When comedian Maysoon Zayid performed her first TED talk in 2014, she never thought it would change her life. Nearly 15 million people watched the Palestinian-American talk about her life with cerebral palsy and how it never got in the way of her dreams.
“The talk was translated into 42 languages, so people worldwide were hearing me for the first time and one of the things I realized was that the world has never seen a functional disabled person,” Zayid told Fox News.
Cerebral palsy (CP) is a group of disorders that affect a person’s ability to control their muscles and maintain balance and posture, according to the Centers for Disease Control and Prevention (CDC).
Some people with CP may have abnormal reflexes, floppiness or stiffness of the limbs, abnormal posture, and trouble walking. In Zayid’s case, she said she shakes all the time.
“I shake it, shake it, shake it like Taylor Swift. But she just wants to shake. And mine is involuntary,” Zayid said.
The disorder is caused by abnormal brain development or damage to the developing brain, usually in utero. Zayid was deprived of oxygen when her mother was in labor, which was what she and her malpractice lawsuit against the doctor allege was the cause of her CP.
Zayid said the response she received after her TED talk opened her eyes and educated her in a way she had never been educated before. The New Jersey native said she had been living in a “bubble.” She grew up with three older sisters and supportive parents who “never treated her differently,” and always made sure she attended mainstream schools.
“When people reached out to me after the TED talk, I learned that kids with disabilities are being bullied in schools every single day, that kids are being abused by parents who see them as a burden instead of a blessing, that kids are being denied access to education,” Zayid said.
After the success of her TED talk, Zayid went on to become a disability advocate and pushed for disability rights in the entertainment industry. At a time when people are focusing on equal representation on screen, whether it involves race, gender or sexual orientation, Zayid wants people with disabilities to grace the big and small screens more too.
When I was growing up, anytime I saw disability on TV, those people were healed on the red carpet.
“When I was growing up, anytime I saw disability on TV, those people were healed on the red carpet. And the message to me was either heal myself, which I couldn't do because I have a permanent disability, or you can never be part of this world because people who are disabled are not allowed to participate,” Zayid said.
In the last few years, A-list actors like Joaquin Phoenix, Sally Hawkins and Bryan Cranston played characters with disabilities, roles that most disabled actors would have loved to fill. According to a Ruderman Family Foundation study, 95 percent of television characters with disabilities are played by able-bodied actors. Zayid said watching able-bodied actors play characters with a disability, no matter what high-caliber celebrity held the role, looked “cartoonish and clownish” to her.

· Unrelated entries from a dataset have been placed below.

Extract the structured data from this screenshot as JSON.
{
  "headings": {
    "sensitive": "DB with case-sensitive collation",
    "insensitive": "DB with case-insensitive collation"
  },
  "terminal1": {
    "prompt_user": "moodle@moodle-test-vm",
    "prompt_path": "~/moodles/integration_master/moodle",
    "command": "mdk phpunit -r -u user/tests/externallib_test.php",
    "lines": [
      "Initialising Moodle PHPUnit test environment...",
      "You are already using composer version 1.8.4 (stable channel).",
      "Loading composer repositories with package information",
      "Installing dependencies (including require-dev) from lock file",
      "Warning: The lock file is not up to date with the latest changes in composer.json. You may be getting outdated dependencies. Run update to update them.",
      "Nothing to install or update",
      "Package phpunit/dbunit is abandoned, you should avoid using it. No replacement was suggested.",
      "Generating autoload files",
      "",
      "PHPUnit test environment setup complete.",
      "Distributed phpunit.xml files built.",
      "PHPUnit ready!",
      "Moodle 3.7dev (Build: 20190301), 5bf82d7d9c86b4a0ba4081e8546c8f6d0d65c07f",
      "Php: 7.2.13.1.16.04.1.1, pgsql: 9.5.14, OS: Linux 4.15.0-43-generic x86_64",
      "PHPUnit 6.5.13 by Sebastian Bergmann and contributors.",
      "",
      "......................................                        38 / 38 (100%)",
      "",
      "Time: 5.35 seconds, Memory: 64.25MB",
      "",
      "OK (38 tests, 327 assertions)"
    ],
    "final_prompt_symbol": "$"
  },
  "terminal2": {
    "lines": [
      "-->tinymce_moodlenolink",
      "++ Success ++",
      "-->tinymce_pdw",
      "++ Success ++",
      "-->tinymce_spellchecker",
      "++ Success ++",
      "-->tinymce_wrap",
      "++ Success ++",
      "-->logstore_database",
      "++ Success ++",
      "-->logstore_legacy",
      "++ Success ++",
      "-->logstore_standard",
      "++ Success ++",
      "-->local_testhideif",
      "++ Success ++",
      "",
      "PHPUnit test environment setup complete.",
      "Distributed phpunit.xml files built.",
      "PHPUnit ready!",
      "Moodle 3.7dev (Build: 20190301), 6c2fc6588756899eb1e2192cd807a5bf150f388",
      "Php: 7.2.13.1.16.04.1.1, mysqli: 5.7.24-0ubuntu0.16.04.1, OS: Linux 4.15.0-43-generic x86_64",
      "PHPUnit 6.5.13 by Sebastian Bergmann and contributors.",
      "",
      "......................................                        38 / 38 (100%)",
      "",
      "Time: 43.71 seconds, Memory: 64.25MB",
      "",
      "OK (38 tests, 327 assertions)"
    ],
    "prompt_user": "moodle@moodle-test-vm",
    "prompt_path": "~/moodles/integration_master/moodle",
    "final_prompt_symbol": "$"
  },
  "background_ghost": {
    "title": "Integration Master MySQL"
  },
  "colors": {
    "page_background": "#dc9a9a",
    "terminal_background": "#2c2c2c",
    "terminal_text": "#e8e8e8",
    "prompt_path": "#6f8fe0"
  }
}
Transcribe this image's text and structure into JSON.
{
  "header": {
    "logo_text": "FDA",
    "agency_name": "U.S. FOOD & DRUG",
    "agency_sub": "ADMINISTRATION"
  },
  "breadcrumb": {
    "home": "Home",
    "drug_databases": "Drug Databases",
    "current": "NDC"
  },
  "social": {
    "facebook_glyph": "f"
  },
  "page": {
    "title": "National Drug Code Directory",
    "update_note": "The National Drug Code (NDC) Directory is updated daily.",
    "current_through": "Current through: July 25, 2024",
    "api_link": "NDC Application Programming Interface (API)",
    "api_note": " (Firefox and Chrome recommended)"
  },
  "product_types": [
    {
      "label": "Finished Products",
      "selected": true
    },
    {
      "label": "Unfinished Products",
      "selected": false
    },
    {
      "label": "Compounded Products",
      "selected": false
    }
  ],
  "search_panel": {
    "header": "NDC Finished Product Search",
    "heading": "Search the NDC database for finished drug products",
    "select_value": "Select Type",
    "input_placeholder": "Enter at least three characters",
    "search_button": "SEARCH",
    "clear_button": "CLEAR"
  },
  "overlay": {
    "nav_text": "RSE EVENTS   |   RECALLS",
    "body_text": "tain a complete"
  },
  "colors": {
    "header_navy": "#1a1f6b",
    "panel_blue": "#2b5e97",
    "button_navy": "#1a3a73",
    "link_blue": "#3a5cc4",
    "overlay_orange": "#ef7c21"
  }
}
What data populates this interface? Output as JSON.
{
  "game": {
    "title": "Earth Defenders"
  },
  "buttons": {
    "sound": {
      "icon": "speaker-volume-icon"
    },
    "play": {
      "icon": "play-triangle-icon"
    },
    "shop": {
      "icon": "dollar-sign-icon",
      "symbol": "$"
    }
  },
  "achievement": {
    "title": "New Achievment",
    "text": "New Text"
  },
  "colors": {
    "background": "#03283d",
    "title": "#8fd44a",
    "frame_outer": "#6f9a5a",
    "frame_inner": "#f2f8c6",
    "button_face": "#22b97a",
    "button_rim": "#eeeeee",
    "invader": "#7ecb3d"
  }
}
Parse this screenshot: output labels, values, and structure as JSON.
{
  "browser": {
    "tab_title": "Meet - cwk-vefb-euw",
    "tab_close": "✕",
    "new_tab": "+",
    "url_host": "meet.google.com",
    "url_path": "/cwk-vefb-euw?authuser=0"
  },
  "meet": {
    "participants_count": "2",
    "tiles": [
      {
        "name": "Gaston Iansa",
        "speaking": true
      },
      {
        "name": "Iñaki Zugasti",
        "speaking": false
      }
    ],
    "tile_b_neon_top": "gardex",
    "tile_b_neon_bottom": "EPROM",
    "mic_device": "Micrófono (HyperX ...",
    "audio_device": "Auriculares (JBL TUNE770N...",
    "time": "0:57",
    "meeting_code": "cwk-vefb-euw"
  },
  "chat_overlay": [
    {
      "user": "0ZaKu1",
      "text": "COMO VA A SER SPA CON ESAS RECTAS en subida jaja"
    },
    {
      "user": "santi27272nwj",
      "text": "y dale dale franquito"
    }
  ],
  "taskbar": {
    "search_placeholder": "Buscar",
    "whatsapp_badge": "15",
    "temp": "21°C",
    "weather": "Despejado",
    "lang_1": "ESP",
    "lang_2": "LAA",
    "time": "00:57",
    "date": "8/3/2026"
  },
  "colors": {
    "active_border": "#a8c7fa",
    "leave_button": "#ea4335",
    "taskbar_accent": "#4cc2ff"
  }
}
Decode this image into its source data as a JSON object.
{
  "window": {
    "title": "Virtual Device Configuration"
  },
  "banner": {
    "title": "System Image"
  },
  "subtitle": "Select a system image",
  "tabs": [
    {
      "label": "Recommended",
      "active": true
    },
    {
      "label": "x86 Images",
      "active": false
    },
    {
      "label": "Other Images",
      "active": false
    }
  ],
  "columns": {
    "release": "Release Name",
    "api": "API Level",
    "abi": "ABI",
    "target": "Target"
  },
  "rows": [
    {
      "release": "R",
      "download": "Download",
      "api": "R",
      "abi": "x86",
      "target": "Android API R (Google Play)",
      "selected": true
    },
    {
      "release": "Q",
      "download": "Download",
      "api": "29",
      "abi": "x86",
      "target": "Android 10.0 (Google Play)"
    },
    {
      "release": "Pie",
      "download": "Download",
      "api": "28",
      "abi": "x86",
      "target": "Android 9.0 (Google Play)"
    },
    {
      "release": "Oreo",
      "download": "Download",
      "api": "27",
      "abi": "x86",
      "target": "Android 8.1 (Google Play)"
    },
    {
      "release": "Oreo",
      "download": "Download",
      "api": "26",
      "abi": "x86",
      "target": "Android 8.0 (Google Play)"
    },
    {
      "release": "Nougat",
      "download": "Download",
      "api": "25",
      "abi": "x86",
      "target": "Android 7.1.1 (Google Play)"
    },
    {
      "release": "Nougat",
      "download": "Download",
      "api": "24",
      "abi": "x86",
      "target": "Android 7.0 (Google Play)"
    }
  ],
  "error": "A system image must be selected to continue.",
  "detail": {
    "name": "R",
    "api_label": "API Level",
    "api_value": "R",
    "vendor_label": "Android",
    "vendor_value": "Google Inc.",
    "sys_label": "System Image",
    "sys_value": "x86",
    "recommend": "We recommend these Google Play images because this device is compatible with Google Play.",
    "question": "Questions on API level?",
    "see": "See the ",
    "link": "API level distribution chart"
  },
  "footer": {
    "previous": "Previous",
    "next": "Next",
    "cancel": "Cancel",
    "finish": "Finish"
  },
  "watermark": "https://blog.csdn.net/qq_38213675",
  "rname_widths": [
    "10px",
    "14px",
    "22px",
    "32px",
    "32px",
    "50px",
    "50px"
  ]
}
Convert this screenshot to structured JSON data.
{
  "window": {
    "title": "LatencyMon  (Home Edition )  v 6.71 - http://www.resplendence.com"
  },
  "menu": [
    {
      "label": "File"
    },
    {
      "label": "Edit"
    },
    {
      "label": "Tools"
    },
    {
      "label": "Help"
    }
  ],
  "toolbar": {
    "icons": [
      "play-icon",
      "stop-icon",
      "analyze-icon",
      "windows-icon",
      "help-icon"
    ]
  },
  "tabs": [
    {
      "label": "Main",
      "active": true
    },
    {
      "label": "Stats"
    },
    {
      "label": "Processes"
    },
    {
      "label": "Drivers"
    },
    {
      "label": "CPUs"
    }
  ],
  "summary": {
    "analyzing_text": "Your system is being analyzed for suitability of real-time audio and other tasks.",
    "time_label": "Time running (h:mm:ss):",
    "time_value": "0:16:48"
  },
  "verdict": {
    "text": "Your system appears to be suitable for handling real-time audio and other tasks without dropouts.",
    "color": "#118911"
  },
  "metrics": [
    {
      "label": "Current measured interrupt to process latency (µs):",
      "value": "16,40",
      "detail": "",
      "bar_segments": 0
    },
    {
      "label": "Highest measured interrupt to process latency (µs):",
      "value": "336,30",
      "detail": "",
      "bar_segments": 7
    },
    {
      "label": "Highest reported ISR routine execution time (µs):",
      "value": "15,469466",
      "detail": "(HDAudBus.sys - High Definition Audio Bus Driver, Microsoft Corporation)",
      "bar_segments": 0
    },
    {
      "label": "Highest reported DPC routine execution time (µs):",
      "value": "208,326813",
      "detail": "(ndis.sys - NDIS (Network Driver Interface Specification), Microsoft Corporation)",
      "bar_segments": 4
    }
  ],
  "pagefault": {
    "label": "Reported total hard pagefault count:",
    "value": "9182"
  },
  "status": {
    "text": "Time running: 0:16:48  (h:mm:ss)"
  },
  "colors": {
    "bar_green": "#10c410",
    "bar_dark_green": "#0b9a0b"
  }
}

“The myth is [that] there aren't talented disabled actors. There are. There are 4,000 of us at least, and so many of us in SAG-AFTRA, a union that's really hard to get into. So the talent exists, but the opportunity doesn't,” Zayid added.
After studying theater at Arizona State, and never getting the lead roles in productions, Zayid encountered more frustration with casting directors in New York.
“I would walk into rooms and people would say, ‘No, thank you’ before I even started talking,” she said.
I realized that I did not see people on TV who looked like me
“I realized that I did not see people on TV who looked like me, but where I did see myself was in the world of standup comedy,” Zayid said.
Watching comedic legend Richard Pryor, the “original shaking disabled comic,” as Zayid says, made her feel like she could become successful as a comedian.
And she was right. Zayid had a natural comedic rhythm to her performances and went on booking gigs around the country, as well as co-creating the New York Arab American Comedy Festival and The Muslim Funny Fest. She even caught the attention of Adam Sandler, who liked her comedy so much he offered her a role in his 2008 film "You Don't Mess with the Zohan."
Zayid just released her new memoir, “Find Another Dream,” under Reese Witherspoon's company, Hello Sunshine, and Audible.
“My advice to young people with CP that are looking to get into Hollywood is you have to work harder than everyone else,” Zayid said. “I wish that I could tell you that you didn't, but you do. So the most important thing is make sure your talent is there. Make sure when you get the opportunity that your art and your craft is so flawless that they don't even remember that you have a disability.”